Roughly 102M US consumers will be eligible to share $630M from Google Play settlement

ByMelissa Alonso, Diksha Madhok and Brian Fung, CNN, CNNWire
Wednesday, December 20, 2023
Eligible Google users will share $630M in Play store settlement
Google has agreed to pay $700 million and allow more competition in its Play app store.

Google has agreed to pay $700 million and allow more competition in its Play app store, according to the terms of an antitrust settlement with US states and consumers filed in federal court on Monday.

Roughly 102 million US consumers will be eligible to receive a total of $630 million in compensation as part of the settlement, which resolves long-running allegations that Google harmed competition through its app store terms and fees. The other $70 million will be paid to the dozens of states that participated in the suit.

The vast majority of affected consumers, about 71.4 million, will not need to file a claim in order to benefit from the agreement, according to the settlement terms. Consumers eligible for a payment will each receive $2 or more, depending on how much they spent through the Google Play Store between Aug. 16, 2016 and Sept. 30, 2023.

The deal stands to reshape Google's app store business amid intense scrutiny of its control over Android app distribution and its relationship with independent software developers. It comes as a federal jury last week decided Google's app marketplace was an illegal monopoly. That verdict was the result of a years-long battle with Epic Games, maker of the hit video game "Fortnite."

RELATED: Epic wins its antitrust lawsuit against the Play Store. What does this verdict mean for Google?

Google is challenging that decision.

"No company, no matter how large or powerful, is allowed to corner a market and use its influence to overcharge consumers and smother competition," said New York Attorney General Letitia James, one of the officials involved in the lawsuit. "For too long, Google abused its market share to unfairly raise prices and block developers from selling products in other app stores."

In addition to Google's payments to consumers and states, the settlement requires Google to change its app store practices in several ways for a certain period of time.

For example, Google agreed for five years to expand a pilot program that lets users choose whether to pay for in-app purchases through its proprietary billing system or through a third-party payment channel. The program, which Google calls user choice billing, has been undergoing worldwide testing for more than a year. Developers that take payments through a third-party billing system can receive a slight discount on Google's fees.

App makers will also have a multi-year guarantee under the settlement that they can tell users about promotions and alternative billing systems, Google's commissions and ways to avoid the tech giant's fees.

Google must also simplify the process by which consumers are allowed to install apps from unofficial app stores and third-party websites, a practice known as sideloading, including by changing the warning screens Google displays to users when they attempt to sideload.

Google has said it supports sideloading to promote an open Android ecosystem, but has warned that it could come with security or privacy risks as the tech giant does not review software offered outside of its own app store.

The states involved in Monday's proposed settlement had been slated to litigate their case this fall beside Epic Games, but withdrew from the trial after announcing the settlement's existence - without disclosing its specific terms - in September. Another would-be plaintiff in the trial, the dating conglomerate Match Group, dropped out in late October after it reached its own settlement with Google.

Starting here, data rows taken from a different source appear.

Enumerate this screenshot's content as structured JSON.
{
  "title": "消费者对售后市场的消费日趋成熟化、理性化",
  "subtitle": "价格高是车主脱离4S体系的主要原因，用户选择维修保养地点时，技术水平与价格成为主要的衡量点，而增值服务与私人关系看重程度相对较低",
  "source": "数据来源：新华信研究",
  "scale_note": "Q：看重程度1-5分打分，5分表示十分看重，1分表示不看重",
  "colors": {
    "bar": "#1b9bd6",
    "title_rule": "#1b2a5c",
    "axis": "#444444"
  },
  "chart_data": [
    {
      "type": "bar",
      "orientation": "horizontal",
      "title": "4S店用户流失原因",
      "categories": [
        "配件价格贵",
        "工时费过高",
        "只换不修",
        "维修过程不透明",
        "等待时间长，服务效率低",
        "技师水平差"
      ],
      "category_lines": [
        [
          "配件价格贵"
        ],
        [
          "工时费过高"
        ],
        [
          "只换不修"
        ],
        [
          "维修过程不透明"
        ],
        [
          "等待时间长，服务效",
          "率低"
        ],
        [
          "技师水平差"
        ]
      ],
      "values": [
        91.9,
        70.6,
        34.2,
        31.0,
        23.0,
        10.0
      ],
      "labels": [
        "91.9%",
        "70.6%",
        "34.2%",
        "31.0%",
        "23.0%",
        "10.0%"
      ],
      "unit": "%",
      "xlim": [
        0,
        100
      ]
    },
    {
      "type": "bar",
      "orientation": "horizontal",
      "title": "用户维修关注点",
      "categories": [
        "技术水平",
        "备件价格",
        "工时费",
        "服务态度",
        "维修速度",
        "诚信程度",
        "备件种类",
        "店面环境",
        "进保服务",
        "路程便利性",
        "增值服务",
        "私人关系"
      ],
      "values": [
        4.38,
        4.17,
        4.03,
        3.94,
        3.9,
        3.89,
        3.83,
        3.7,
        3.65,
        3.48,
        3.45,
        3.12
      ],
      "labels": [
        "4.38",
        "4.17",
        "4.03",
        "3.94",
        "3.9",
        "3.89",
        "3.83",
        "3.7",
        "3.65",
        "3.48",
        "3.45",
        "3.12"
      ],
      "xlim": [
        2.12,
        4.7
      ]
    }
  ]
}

Google said in a statement it was pleased to have resolved the lawsuit brought by the attorneys general, a group that included California, Florida, Utah, Washington and the District of Columbia, among others.

"Android and Google Play have continuously evolved to provide more flexibility and choice in response to feedback from developers and regulators, as well as intense competition from Apple and app stores across the open Android ecosystem," said Wilson White, Google's VP of government affairs and public policy. "This settlement builds on Android's choice and flexibility, maintains strong security protections, and retains Google's ability to compete with other OS makers, and invest in the Android ecosystem for users and developers."

In its own statement on the settlement, Epic Games characterized the deal as weak and insufficient, arguing that as its case against Google moves into a remedies phase, the company will seek more "meaningful" penalties.

"After originally seeking $10.5 billion in antitrust damages identified as Google's unjustly collected fees, the states' attorneys general settled for a $700 million payout," said Corie Wright, Epic's vice president of public policy. "The states' settlement does not address the core of Google's unlawful and anticompetitive behavior."

The battles over app store practices are just one of several fronts Google is defending in court. This fall, Google went to trial against the US government and multiple states in a high-profile antitrust challenge to the company's search business. That lawsuit claimed Google had abused its dominance in online search through deals with wireless carriers and smartphone makers that made Google Search the default or exclusive option on products used by millions of consumers, such as Apple devices.

Google is also embroiled in another antitrust legal battle over its advertising technology. The US government has alleged that Google risks illegally monopolizing its dominant position in the online advertising industry.